The causes of Shake In Oak
Figure 1. Radial sections of the wood of oak showing the wood of a shaken tree (left), and an unshaken one ( right). The vessels of the shaken tree have larger cross sectional areas, the biggest being about 0.3 mm.
The term 'shake' describes the longitudinal separations in the wood of standing oak (and sweet chestnut) trees that can severely reduce the conversion potential of stems. They occur either radially (star shake), or around the circumference of an annual ring (ring shake). The separations, if not already large, tend to extend during timber processing. Shake has been recognized as a serious problem to users of oak since at least the time of John Evelyn in 1664. It occurs in nearly all British and Irish oak plantations and quite often affects more than 50% of the trees in a stand. The roadside value of shaken timber may be as little as 20% of that of sound timber. It has been estimated that an average of a little over 20% of all oaks in Great Britain may be shaken though there are regional variations. A consequence of this is that the Timber Trade has low expectations of oak, which are reflected in low prices.

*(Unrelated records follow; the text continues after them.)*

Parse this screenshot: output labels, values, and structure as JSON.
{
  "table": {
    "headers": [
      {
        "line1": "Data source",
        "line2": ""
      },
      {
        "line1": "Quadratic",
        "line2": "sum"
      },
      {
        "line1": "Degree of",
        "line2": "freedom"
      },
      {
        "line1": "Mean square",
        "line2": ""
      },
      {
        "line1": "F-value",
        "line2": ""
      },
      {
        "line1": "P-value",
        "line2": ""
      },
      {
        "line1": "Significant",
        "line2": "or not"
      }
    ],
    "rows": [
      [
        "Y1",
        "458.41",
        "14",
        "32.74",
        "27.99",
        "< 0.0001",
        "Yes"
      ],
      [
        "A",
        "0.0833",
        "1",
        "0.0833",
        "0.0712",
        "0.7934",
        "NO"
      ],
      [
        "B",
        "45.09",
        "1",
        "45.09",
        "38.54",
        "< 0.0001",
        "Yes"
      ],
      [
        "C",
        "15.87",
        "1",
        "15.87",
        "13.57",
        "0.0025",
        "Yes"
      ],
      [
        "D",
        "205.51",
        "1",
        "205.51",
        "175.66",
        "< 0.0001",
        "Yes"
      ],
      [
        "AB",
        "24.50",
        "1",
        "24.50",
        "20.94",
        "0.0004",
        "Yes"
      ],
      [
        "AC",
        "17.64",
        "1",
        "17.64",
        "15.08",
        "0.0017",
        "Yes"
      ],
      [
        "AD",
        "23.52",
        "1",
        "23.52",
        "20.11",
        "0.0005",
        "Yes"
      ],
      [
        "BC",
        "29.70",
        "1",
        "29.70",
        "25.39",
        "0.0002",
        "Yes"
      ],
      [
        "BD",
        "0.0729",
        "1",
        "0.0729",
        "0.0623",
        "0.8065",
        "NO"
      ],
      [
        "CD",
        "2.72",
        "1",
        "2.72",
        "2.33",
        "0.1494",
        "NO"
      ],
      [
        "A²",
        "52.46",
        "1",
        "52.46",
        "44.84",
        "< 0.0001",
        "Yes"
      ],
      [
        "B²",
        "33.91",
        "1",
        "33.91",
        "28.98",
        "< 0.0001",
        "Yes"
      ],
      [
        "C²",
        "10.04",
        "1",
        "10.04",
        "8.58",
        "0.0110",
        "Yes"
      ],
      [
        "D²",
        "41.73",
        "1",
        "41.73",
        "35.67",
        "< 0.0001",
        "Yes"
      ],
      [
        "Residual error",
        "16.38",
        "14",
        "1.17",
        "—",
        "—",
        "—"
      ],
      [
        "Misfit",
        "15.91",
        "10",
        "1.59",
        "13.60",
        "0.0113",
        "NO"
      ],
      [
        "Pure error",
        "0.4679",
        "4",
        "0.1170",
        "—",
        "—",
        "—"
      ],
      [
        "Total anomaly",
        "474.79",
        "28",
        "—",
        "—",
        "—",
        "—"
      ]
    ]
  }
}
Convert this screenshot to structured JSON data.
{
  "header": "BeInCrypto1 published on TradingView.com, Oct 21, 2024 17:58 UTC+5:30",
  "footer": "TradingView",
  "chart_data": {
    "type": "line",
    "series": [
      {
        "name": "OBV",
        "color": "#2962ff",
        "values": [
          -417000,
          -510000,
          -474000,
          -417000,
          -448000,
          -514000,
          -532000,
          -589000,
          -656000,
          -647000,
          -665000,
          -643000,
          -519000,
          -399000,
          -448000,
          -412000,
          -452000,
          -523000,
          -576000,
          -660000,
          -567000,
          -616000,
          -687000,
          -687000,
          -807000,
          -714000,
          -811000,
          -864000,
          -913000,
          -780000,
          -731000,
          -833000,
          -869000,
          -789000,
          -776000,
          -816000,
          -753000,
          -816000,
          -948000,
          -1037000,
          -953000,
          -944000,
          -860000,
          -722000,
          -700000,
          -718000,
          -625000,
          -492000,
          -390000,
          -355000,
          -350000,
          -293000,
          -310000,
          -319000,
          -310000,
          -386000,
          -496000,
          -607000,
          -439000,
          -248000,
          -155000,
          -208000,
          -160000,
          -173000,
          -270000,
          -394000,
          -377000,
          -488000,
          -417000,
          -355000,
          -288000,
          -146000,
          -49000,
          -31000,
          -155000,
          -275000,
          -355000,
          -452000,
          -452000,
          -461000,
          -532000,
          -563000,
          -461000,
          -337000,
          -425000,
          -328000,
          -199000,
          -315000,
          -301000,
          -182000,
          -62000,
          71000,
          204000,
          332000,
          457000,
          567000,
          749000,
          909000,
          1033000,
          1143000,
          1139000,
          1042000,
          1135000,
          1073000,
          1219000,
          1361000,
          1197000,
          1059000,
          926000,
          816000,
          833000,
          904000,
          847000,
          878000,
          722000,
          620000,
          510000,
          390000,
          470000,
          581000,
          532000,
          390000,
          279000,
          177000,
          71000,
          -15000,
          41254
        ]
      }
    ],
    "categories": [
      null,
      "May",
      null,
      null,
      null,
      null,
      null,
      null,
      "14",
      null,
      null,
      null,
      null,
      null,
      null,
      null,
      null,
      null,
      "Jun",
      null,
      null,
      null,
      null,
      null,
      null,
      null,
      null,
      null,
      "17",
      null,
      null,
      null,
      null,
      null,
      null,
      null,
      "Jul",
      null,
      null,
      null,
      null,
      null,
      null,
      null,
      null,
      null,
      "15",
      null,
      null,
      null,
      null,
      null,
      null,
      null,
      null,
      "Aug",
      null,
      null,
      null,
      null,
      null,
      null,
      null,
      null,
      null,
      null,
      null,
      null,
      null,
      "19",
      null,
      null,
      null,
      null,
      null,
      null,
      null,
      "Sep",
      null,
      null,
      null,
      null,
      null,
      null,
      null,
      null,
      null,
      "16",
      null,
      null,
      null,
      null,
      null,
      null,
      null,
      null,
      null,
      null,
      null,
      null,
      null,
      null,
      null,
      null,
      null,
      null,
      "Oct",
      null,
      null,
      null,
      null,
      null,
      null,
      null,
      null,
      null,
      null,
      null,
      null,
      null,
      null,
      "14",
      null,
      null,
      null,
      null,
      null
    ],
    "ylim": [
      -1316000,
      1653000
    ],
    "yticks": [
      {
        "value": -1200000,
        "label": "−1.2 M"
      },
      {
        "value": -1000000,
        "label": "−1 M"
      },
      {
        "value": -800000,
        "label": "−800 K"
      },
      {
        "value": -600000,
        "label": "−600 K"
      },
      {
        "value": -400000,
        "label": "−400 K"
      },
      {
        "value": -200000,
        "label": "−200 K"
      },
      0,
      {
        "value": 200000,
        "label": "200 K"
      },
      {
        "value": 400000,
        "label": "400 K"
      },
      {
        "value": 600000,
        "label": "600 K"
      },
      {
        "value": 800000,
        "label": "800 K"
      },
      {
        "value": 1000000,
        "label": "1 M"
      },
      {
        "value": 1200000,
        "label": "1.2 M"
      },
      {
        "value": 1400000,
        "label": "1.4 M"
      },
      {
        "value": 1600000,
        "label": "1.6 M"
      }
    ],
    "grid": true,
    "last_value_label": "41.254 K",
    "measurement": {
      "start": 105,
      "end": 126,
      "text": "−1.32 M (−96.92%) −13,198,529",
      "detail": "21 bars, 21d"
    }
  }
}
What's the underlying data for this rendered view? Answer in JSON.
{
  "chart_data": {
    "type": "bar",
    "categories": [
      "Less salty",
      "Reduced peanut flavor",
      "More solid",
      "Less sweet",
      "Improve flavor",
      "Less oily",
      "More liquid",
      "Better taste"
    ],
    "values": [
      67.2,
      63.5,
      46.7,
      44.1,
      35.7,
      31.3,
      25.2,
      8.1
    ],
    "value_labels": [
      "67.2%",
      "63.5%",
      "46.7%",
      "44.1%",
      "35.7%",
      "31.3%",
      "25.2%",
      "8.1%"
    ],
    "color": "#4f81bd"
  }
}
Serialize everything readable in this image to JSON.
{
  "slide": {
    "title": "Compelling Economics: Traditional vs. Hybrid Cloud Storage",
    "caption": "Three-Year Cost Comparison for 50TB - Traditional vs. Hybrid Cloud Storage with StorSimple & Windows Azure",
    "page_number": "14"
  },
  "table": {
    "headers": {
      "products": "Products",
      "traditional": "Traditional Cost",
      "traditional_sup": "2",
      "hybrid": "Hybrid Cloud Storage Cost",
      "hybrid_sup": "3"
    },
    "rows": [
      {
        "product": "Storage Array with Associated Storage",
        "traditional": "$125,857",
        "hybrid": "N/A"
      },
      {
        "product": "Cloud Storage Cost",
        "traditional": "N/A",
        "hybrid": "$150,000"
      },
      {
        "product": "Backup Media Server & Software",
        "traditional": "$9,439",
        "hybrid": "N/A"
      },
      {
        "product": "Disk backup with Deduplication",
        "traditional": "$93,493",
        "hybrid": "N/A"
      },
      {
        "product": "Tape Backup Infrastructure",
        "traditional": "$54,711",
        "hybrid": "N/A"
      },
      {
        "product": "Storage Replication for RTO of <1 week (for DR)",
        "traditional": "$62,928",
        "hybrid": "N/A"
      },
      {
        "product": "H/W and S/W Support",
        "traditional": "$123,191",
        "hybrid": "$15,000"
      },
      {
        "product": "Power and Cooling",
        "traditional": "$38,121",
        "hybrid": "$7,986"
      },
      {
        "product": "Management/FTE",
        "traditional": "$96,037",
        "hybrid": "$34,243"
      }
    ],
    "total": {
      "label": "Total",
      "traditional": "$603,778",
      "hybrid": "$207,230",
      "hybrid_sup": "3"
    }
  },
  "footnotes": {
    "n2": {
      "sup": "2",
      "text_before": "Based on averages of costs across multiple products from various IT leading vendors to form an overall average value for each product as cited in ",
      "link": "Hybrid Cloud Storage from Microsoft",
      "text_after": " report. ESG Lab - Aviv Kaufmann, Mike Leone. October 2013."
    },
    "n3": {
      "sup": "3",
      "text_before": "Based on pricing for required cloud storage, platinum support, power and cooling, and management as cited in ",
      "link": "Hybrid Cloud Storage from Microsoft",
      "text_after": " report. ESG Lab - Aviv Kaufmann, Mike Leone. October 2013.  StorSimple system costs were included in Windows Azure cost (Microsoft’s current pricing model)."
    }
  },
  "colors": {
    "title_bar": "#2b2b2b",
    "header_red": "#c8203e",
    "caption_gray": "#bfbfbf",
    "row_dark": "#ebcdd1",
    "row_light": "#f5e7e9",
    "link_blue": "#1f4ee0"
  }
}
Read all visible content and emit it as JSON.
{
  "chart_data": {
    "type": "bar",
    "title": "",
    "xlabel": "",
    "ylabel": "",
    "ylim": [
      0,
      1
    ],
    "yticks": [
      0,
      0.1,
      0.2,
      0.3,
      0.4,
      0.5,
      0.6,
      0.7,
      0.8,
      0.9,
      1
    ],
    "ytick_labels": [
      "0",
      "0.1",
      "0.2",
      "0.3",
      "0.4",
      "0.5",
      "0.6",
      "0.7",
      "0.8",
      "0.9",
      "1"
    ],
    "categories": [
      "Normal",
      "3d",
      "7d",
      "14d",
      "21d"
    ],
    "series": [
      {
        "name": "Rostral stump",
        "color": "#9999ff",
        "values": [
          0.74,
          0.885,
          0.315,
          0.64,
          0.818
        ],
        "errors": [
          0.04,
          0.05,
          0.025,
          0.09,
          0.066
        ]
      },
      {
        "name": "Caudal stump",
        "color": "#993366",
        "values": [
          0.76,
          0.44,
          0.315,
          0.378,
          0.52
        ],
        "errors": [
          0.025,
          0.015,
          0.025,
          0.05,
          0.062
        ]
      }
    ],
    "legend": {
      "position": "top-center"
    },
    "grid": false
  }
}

Work on shake by the Forestry Commission has stressed that to avoid it oak should not be grown on dry, stony and gravelly soils, and damage to trees should be avoided in harvesting. These can act as 'triggers' for shake. The two native oaks and sweet chestnut are strongly ring-porous species. The earlywood produced each year has extremely large vessels (Figure 1), often up to 0.3 mm in diameter. They can be seen with the naked eye and are many times larger than the vessels of other species. Materials scientists who work on wood and other cellular materials have found that under tension (as in the heartwood of trees), flaws, cracks, or a few exceptionally large cells can cause cell walls to fracture locally. These fractures can spread and give rise to 'shakes'.
Investigations at Oxford University have indicated that a 'predisposition' to shake is present in all oaks, but especially those with larger-than-average vessels. Sound trees tend to have slightly smaller vessels. Like many of the properties of wood, vessel size, and hence a predisposition to shake, has been found to be a very highly heritable characteristic, and therefore amenable to genetic manipulation. It is for this reason that all the oak trees in the FTT breeding seedling orchards are progeny of mother trees with smaller-than-average vessels. We hope to produce seed that will grow into both well formed trees as well as trees with much less predisposition to shake that the current populations in British and Irish woodlands.
It is possible to recognize trees with larger or smaller vessels easily in field from the time that they come into leaf in the spring. Within any stand of oaks, those that flush latest have the biggest vessels. Oak growers could therefore quite easily remove shake-prone trees i.e. those with large vessels, in thinnings over the course of a rotation if they are marked at flushing time in the spring.